Abaixo a má conduta na ciência

O chamado Homem de Piltdown, uma montagem manipulada de ossos humanos e de orangotango ‘vendida’ como o elo perdido na evolução da humanidade, e a suposta criação de uma linhagem de células-tronco embrionárias humanas pelo cientista sul-coreano Hwang Woo-suk são casos clássicos de fraudes na ciência que repercutiram em todo o mundo.

No Brasil, um caso envolvendo químicos da Universidade Federal de Mato Grosso e da Universidade Estadual de Campinas acusados de forjar resultados de 11 artigos científicos também mereceu destaque em jornais e revistas nacionais e internacionais no primeiro semestre deste ano.

Atentos aos crescentes problemas envolvendo má conduta em pesquisas científicas, o Conselho Nacional de Desenvolvimento Científico e Tecnológico (CNPq) e a Fundação de Amparo à Pesquisa do Estado de São Paulo (Fapesp) lançaram recentemente documentos com diretrizes para promover a ética na publicação de resultados de pesquisas científicas.

O documento do CNPq é fruto do trabalho de uma comissão criada em maio pela agência especialmente para lidar com a questão. Segundo o presidente do CNPq, Glaucius Oliva, faltava ao órgão normas internas específicas e instrumentos para lidar com o problema.

Do autoplágio à fabricação de dados

Quatro práticas condenáveis são definidas no documento do CNPq, desde a mais branda, que seria o autoplágio – apresentação total ou parcial de textos já publicados pelo mesmo autor sem as devidas referências aos trabalhos anteriores –, à mais grave, a fabricação de dados, ou seja, a apresentação de resultados inverídicos.

As outras duas mencionadas são a falsificação, quando há manipulação fraudulenta de resultados, e o plágio, que consiste na apresentação de resultados ou conclusões de outro autor como se fossem de sua autoria.

Beirão: “Se enganos podem ser inevitáveis, devemos nos empenhar em evitar as fraudes, que contribuem para desacreditar a própria ciência”

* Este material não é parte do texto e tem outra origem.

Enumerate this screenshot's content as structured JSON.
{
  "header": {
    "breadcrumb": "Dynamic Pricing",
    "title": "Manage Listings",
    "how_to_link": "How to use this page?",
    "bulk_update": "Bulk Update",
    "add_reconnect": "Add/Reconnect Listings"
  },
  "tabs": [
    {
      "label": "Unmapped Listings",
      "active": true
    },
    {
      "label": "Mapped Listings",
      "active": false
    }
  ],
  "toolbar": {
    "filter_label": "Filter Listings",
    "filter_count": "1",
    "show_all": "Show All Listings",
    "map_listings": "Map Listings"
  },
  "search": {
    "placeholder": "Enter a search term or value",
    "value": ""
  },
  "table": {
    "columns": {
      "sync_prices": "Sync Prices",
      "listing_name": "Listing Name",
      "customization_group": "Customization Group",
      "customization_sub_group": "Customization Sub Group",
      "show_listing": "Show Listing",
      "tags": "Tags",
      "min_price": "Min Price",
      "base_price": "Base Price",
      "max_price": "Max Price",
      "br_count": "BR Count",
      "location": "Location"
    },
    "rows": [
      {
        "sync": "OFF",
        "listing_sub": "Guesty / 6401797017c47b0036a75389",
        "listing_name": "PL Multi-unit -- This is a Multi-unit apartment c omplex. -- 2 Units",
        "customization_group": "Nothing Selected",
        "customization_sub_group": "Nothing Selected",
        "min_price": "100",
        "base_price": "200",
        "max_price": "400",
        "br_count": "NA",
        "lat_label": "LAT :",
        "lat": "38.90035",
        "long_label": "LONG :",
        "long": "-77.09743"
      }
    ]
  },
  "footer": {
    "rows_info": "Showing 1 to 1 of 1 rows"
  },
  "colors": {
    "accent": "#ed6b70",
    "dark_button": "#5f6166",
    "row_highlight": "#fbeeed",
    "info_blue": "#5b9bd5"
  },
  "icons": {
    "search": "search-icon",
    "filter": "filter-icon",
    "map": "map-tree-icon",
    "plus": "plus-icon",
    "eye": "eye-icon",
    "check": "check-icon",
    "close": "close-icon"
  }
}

O coordenador da comissão e biofísico da Universidade Federal de Minas Gerais Paulo Sergio Lacerda Beirão explica que a ciência tem mecanismos de autocorreção contra informações incorretas, sejam originadas de erros ou de fraudes. Mesmo assim, essas incorreções geram atrasos e desperdício de dinheiro e de esforço intelectual.

“Se enganos podem ser inevitáveis, devemos nos empenhar em evitar as fraudes, que, além dos prejuízos mencionados, contribuem para desacreditar a própria ciência”, afirma ele.

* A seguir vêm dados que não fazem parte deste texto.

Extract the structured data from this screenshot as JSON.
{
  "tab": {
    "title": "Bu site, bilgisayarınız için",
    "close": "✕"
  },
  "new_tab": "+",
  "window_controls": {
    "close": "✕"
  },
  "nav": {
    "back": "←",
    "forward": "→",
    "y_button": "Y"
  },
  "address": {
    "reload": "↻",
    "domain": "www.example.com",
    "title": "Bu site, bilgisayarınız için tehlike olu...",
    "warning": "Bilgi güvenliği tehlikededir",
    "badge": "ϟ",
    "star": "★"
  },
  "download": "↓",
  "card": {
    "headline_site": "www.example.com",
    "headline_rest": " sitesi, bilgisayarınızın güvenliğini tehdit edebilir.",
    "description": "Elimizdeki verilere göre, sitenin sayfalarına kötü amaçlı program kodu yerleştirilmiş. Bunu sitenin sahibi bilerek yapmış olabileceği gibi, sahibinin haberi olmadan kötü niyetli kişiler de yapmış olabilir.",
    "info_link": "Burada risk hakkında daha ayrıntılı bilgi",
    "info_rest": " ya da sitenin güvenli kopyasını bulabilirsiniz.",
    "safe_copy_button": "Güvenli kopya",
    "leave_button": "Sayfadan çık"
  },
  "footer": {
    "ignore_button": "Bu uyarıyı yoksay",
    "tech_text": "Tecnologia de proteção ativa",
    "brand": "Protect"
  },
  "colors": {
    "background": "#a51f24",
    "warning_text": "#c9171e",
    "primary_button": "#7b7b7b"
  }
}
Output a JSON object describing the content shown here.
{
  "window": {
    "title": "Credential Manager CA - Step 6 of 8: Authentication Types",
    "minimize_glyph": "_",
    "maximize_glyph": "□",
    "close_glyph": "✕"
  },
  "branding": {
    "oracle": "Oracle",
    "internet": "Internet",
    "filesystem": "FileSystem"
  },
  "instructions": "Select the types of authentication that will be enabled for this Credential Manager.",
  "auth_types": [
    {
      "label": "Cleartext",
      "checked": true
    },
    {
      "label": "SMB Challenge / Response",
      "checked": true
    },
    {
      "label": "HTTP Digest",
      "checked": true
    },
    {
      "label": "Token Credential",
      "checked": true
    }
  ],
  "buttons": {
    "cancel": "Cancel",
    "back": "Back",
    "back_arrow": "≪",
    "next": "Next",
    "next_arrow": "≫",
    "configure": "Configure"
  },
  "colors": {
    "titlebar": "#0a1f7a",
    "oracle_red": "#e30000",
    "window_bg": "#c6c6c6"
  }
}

Em relação ao plágio, Beirão avalia que os prejuízos são mais sutis, mas não menos importantes. “Na competição por apoio a futuros projetos de pesquisa, há a possibilidade de recursos serem dados a quem não tem méritos [plagiador], em detrimento daquele que efetivamente tem capacidade de gerar conhecimento [plagiado]”, avalia.

Plágio
O plágio – apresentação de resultados ou conclusões de outro autor como se fossem de sua autoria – pode prejudicar o reconhecimento dos méritos de quem efetivamente produziu o novo conhecimento, em favor de quem apenas o copiou. (foto: pressureUA/ iStockphoto)

Outro ponto do documento condena também a prática – bastante comum, diga-se de passagem – de se incluir, como autores de artigo científico, o nome de pessoas que só tenham emprestado equipamentos ou verba, sem contribuição intelectual. A comissão indica que esses pesquisadores devem ser mencionados apenas nos agradecimentos.

Prevenção e investigação

A partir de agora, a avaliação das denúncias de má conduta será feita primeiramente por uma comissão permanente ligada ao Conselho Deliberativo do CNPq. Caso sejam julgadas verossímeis, as supostas infrações serão submetidas a uma comissão extraordinária de especialistas para análise do caso.

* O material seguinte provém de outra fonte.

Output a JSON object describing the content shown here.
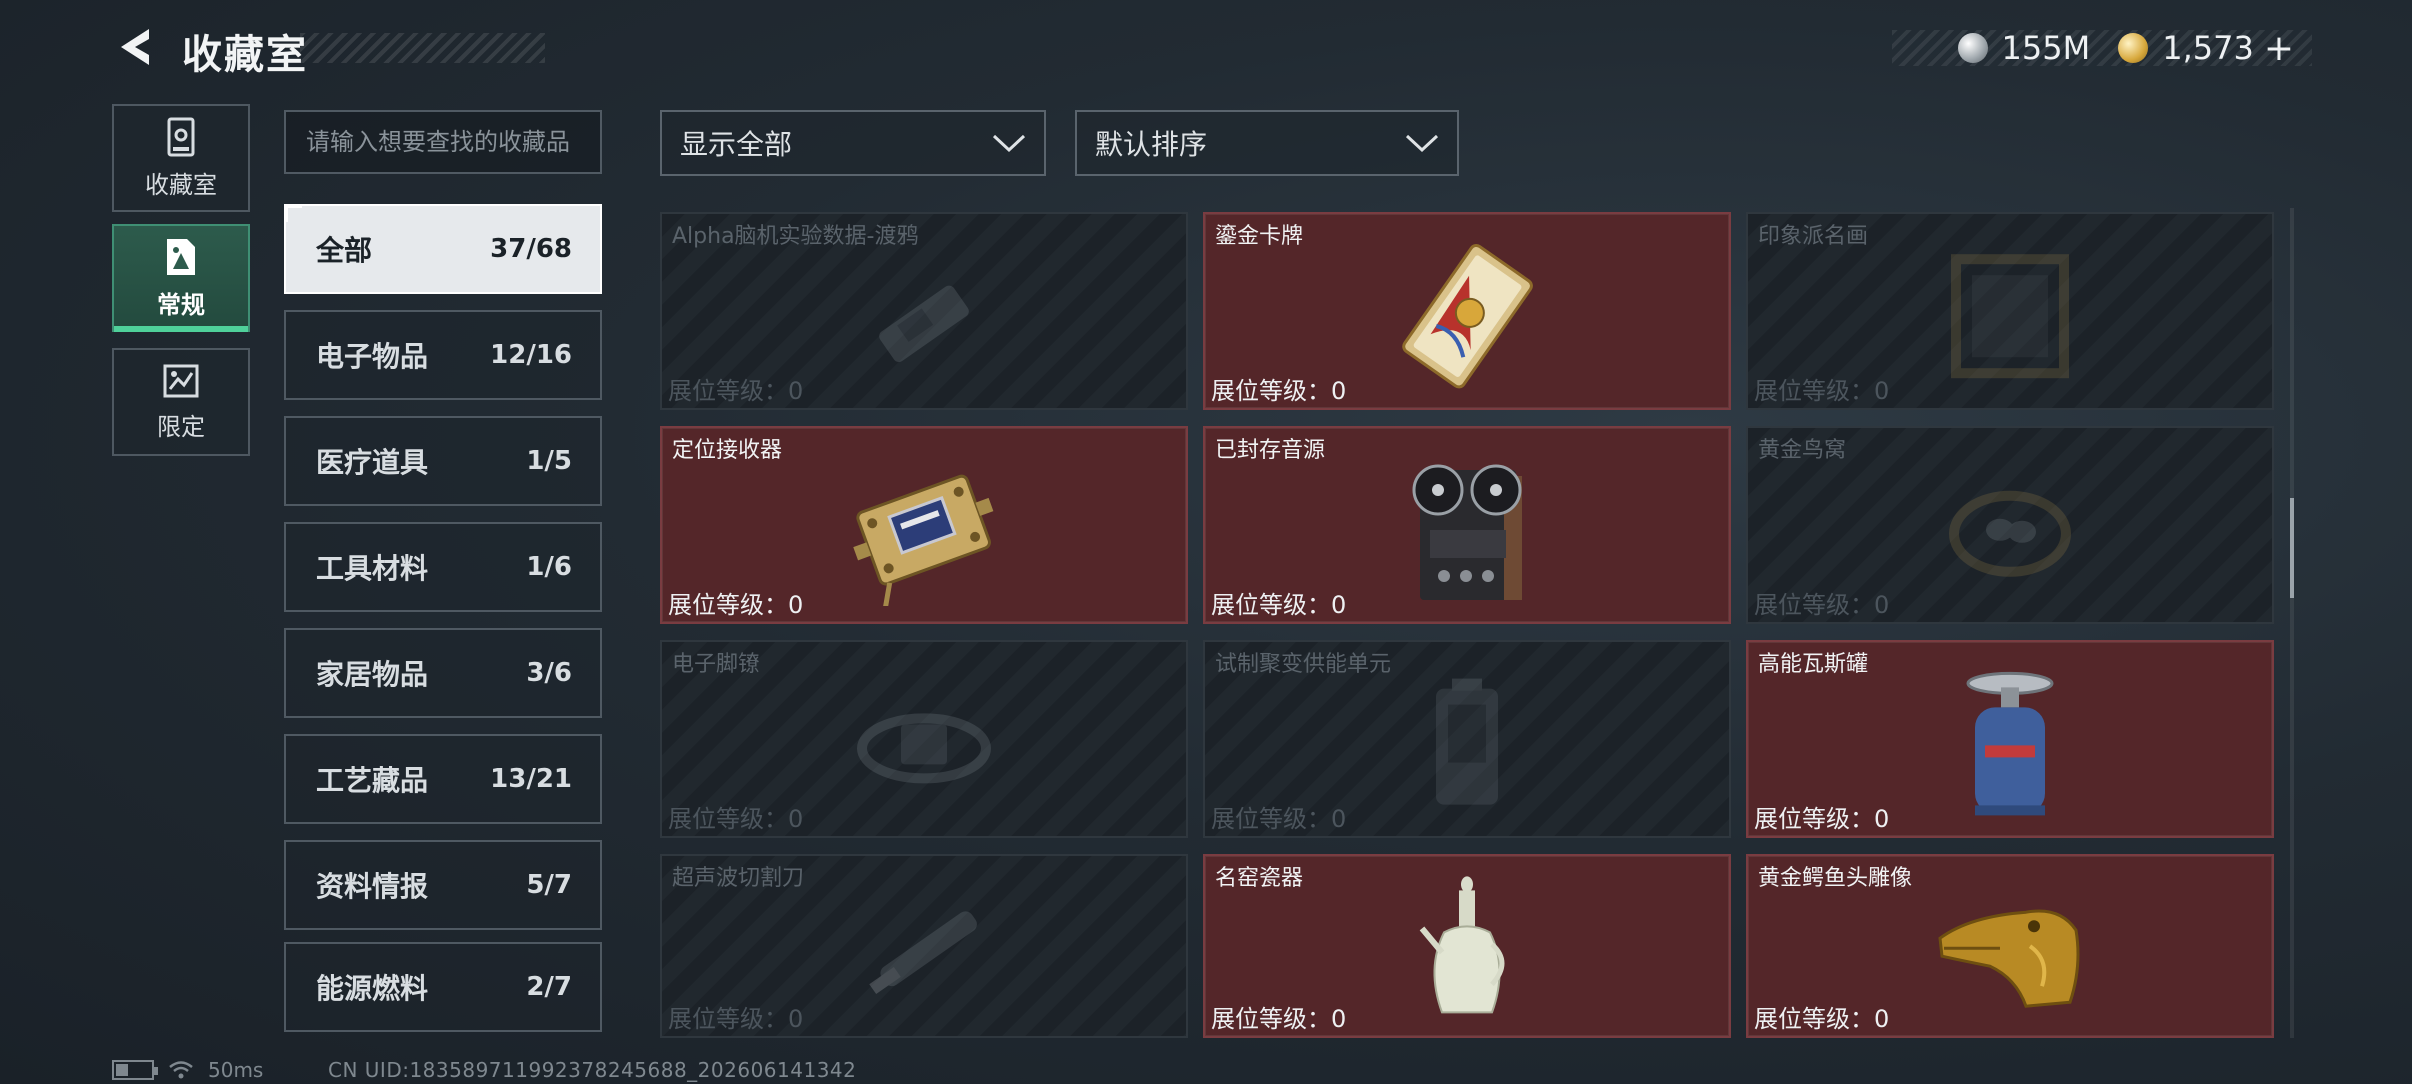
{
  "header": {
    "title": "收藏室",
    "currency": [
      {
        "icon": "silver-coin-icon",
        "value": "155M"
      },
      {
        "icon": "gold-coin-icon",
        "value": "1,573"
      }
    ],
    "add_symbol": "+"
  },
  "rail": [
    {
      "icon": "collection-room-icon",
      "label": "收藏室",
      "active": false
    },
    {
      "icon": "regular-category-icon",
      "label": "常规",
      "active": true
    },
    {
      "icon": "limited-category-icon",
      "label": "限定",
      "active": false
    }
  ],
  "search": {
    "placeholder": "请输入想要查找的收藏品"
  },
  "categories": [
    {
      "name": "全部",
      "count": "37/68",
      "active": true
    },
    {
      "name": "电子物品",
      "count": "12/16"
    },
    {
      "name": "医疗道具",
      "count": "1/5"
    },
    {
      "name": "工具材料",
      "count": "1/6"
    },
    {
      "name": "家居物品",
      "count": "3/6"
    },
    {
      "name": "工艺藏品",
      "count": "13/21"
    },
    {
      "name": "资料情报",
      "count": "5/7"
    },
    {
      "name": "能源燃料",
      "count": "2/7"
    }
  ],
  "filters": {
    "display": "显示全部",
    "sort": "默认排序"
  },
  "items": [
    {
      "name": "Alpha脑机实验数据-渡鸦",
      "level": "展位等级：0",
      "owned": false,
      "icon": "data-drive-icon"
    },
    {
      "name": "鎏金卡牌",
      "level": "展位等级：0",
      "owned": true,
      "icon": "gilded-card-icon"
    },
    {
      "name": "印象派名画",
      "level": "展位等级：0",
      "owned": false,
      "icon": "painting-icon"
    },
    {
      "name": "定位接收器",
      "level": "展位等级：0",
      "owned": true,
      "icon": "gps-receiver-icon"
    },
    {
      "name": "已封存音源",
      "level": "展位等级：0",
      "owned": true,
      "icon": "reel-tape-recorder-icon"
    },
    {
      "name": "黄金鸟窝",
      "level": "展位等级：0",
      "owned": false,
      "icon": "golden-nest-icon"
    },
    {
      "name": "电子脚镣",
      "level": "展位等级：0",
      "owned": false,
      "icon": "ankle-monitor-icon"
    },
    {
      "name": "试制聚变供能单元",
      "level": "展位等级：0",
      "owned": false,
      "icon": "fusion-cell-icon"
    },
    {
      "name": "高能瓦斯罐",
      "level": "展位等级：0",
      "owned": true,
      "icon": "gas-canister-icon"
    },
    {
      "name": "超声波切割刀",
      "level": "展位等级：0",
      "owned": false,
      "icon": "ultrasonic-cutter-icon"
    },
    {
      "name": "名窑瓷器",
      "level": "展位等级：0",
      "owned": true,
      "icon": "porcelain-ewer-icon"
    },
    {
      "name": "黄金鳄鱼头雕像",
      "level": "展位等级：0",
      "owned": true,
      "icon": "golden-crocodile-head-icon"
    }
  ],
  "status": {
    "ping": "50ms",
    "uid": "CN UID:183589711992378245688_202606141342"
  }
}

Em situações consideradas graves, pode haver a suspensão de financiamento e, eventualmente, a exigência de devolução dos recursos investidos pelo órgão no trabalho.

A comissão do CNPq visa atuar e definir punições apenas no âmbito do conselho. “Como todo pesquisador tem vínculo profissional com alguma instituição de pesquisa, caberá a ela tomar a atitude que julgar pertinente, mas é provável que a atitude do CNPq influencie nesse julgamento”, acredita Beirão.

O biofísico adianta que o documento tem tido boa repercussão na comunidade científica, que está ciente de que, como em outras profissões, a ciência não é imune à presença de pessoas carentes de formação moral e ética.

Código paulista

Mais poderosa fundação estadual de amparo à pesquisa brasileira, a Fapesp também divulgou em outubro o seu código de boas práticas. As diretrizes se aproximam muito às propostas pelo CNPq e se debruçam em temas como a comunicação dos resultados da pesquisa e sua autoria; o registro, conservação e acessibilidade de dados e informações do estudo; e potenciais conflitos de interesse envolvidos.

Em entrevista à CH On-line, o diretor-científico da fundação, Carlos Henrique de Brito Cruz, avalia que “embora seja consenso que a responsabilidade principal pela integridade ética da pesquisa seja das instituições em que é desenvolvida, é também consenso que as agências de fomento, na qualidade de gestoras de recursos públicos, são corresponsáveis pela preservação dessa integridade”.

Ele defende que, ao instituir um código de boas práticas, a Fapesp assume expressamente responsabilidade e estimula o debate e a atenção permanente sobre questões de integridade ligadas à produção do conhecimento.

Brito Cruz: “A existência do código sinaliza a importância dessas questões e define parâmetros claros para que sejam adequadamente solucionadas”

“A existência do código sinaliza para pesquisadores e instituições a importância dessas questões e define parâmetros claros para que elas sejam adequadamente solucionadas no dia a dia de suas atividades científicas”, acredita.

As medidas punitivas que podem ser impostas pela Fapesp aos autores de más condutas incluem, entre outras, a suspensão temporária do direito de solicitar auxílios e bolsas à entidade, a devolução dos recursos concedidos pela fundação aos autores e a exigência de correção dos registros e relatos das pesquisas.

Renato Sérgio Balão Cordeiro, pesquisador titular da Fundação Oswaldo Cruz, acredita que a medida das duas agências vá contribuir para melhorar a imagem internacional da ciência brasileira.

“No momento em que o Brasil desponta no cenário científico internacional – aumentando significativamente sua presença em periódicos indexados, formando mais de 10 mil doutores por ano e dando passos sólidos para alavancar o desenvolvimento tecnológico e a inovação –, as iniciativas do CNPq e da Fapesp são fundamentais e estratégicas para, de forma profilática, impedir fraudes na ciência, instituindo uma cultura de excelência e ética nas novas gerações de cientistas.”